Il più bel secolo della mia vita

In Italia c’è una legge del 1983 che permette ai figli non riconosciuti alla nascita di scoprire l’identità dei genitori biologici solo al compimento del centesimo anno di vita. Giovanni è un membro attivo della Faegn (Associazione nazionale figli adottivi e genitori naturali), che sta lavorando da tempo perché questa legge sia cambiata. Gustavo è un centenario che non ha mai conosciuto le sue origini e vive in una casa di riposo nel Nord Italia. Convinto che la sua testimonianza sia decisiva per accelerare il cambiamento, Giovanni va a prendere Gustavo per portarlo a Roma, a dare la sua testimonianza in un convegno alla presenza del Ministro degli Interni. Non tutto va come previsto…

Valutazione Pastorale

Alessandro Bardani, attore e sceneggiatore per il suo esordio alla regia cinematografica, porta sullo schermo la sua omonima opera teatrale scritta con Luigi Di Capua e interpretata da Giorgio Colangeli e Francesco Montanari, “Il più bel secolo della mia vita”. Un ironico, gustoso e commovente road movie che vede protagonisti l’arguto centenario Gustavo (un “irriconoscibile”, bravissimo Sergio Castellitto) e il puntiglioso, precisino e controllato Giovanni (Valerio Lundini, le cui frasi incompiute e la perenne indecisione ne fanno il perfetto “antagonista” dell’indomabile vecchietto). La storia. In Italia c’è una legge del 1983 che non permette ai figli abbandonati alla nascita di conoscere l’identità dei genitori biologici prima del compimento del centesimo anno di vita. Giovanni è un membro attivo della Faegn (Associazione nazionale figli adottivi e genitori naturali), che sta lavorando da tempo perché questa legge sia cambiata. Gustavo è un centenario che non ha mai conosciuto le sue origini e vive in una casa di riposo nel Nord Italia.

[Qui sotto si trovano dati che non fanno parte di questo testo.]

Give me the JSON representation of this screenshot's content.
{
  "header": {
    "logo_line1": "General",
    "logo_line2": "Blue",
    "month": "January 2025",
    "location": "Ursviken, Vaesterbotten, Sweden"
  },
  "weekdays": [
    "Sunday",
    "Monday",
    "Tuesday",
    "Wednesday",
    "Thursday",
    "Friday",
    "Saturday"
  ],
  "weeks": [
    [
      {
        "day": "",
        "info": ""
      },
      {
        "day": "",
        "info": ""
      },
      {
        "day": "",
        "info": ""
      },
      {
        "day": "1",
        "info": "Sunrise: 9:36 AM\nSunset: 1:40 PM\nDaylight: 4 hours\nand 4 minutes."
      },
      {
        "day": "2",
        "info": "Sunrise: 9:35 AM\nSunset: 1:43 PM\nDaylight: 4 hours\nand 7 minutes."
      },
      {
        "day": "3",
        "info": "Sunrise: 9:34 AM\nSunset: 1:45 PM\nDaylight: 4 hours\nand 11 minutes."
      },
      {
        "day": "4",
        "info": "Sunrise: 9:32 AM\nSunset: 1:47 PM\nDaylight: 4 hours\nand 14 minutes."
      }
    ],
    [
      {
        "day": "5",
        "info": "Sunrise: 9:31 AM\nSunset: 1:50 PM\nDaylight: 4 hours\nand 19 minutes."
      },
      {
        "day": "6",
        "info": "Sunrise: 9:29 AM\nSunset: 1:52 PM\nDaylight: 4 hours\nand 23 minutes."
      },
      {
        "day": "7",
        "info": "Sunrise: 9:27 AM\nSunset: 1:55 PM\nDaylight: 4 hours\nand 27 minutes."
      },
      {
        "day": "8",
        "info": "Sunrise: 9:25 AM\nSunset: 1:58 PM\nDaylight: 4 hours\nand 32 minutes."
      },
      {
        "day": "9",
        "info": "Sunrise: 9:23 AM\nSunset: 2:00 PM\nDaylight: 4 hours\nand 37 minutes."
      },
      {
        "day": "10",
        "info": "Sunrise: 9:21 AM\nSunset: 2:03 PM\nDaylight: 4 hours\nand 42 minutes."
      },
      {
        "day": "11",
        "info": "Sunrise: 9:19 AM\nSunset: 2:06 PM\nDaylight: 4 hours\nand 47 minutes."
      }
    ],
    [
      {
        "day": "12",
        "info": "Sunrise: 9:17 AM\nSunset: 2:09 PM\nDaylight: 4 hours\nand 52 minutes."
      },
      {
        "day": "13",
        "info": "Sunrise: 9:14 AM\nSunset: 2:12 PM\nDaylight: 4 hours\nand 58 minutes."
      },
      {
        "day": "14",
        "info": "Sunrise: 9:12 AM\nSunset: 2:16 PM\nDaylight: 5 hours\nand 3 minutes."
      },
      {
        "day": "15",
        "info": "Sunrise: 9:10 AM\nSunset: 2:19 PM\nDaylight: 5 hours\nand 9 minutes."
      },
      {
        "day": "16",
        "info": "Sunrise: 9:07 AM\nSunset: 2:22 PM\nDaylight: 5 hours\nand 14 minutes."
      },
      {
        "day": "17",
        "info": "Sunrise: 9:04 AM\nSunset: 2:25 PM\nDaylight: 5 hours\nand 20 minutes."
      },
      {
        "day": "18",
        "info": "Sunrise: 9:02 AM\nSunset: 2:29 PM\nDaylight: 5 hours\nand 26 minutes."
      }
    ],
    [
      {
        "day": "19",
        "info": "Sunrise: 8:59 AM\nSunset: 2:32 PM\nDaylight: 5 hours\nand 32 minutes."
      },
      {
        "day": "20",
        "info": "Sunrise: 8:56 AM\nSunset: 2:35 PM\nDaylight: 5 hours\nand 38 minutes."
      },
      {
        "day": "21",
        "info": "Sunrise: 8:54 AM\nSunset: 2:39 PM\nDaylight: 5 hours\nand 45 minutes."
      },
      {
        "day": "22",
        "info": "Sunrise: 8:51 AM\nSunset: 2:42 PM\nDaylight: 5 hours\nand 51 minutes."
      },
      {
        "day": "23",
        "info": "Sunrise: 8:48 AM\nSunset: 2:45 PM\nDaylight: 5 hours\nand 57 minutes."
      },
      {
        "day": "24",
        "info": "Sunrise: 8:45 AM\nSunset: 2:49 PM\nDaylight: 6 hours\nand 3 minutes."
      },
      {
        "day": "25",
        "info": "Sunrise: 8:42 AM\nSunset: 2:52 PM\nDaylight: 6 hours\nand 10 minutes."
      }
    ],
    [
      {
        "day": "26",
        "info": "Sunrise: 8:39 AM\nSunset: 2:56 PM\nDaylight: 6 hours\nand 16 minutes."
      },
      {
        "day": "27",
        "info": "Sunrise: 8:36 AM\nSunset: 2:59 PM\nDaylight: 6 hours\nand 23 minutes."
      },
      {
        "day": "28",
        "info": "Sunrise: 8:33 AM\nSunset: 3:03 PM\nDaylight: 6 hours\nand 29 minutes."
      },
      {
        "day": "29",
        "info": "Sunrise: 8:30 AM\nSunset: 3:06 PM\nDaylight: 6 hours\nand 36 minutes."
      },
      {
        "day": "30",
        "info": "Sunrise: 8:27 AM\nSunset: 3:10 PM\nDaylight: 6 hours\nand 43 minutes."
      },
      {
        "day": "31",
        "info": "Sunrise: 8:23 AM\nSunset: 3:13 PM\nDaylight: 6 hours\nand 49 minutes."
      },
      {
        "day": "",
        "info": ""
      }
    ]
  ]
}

Giovanni va a prendere Gustavo per portarlo a Roma, convinto che la sua testimonianza a un convegno alla presenza del Ministro degli Interni sarà decisiva per avviare la revisione della legge. Non tutto, però, va come previsto, soprattutto perché Gustavo non sembra affatto interessato a conoscere il suo passato. Comincia così un lungo, surreale viaggio, pieno di imprevisti e situazioni tragicomiche, durante il quale i due, che non potrebbero essere più diversi, scopriranno un po’ di più l’uno dell’altro: lo scudo che si è costruito Giovanni per difendersi da un dolore, da una privazione che non riesce ad accettare e quello di Augusto che in fondo ha fatto lo stesso usando però l’ironia. “Il più bel secolo della mia vita” comincia con un lungo flash back, in bianco e nero, in cui consociamo Gustavo da bambino, cresciuto dalle suore in un orfanotrofio, “arrabbiato”, ostinato, ribelle e poi lo ritroviamo vecchio, altrettanto indomito, ma, almeno all’apparenza, più distaccato e sarcastico. L’atmosfera neorealista muta, con il passaggio al colore, in commedia. Nel senso migliore del termine.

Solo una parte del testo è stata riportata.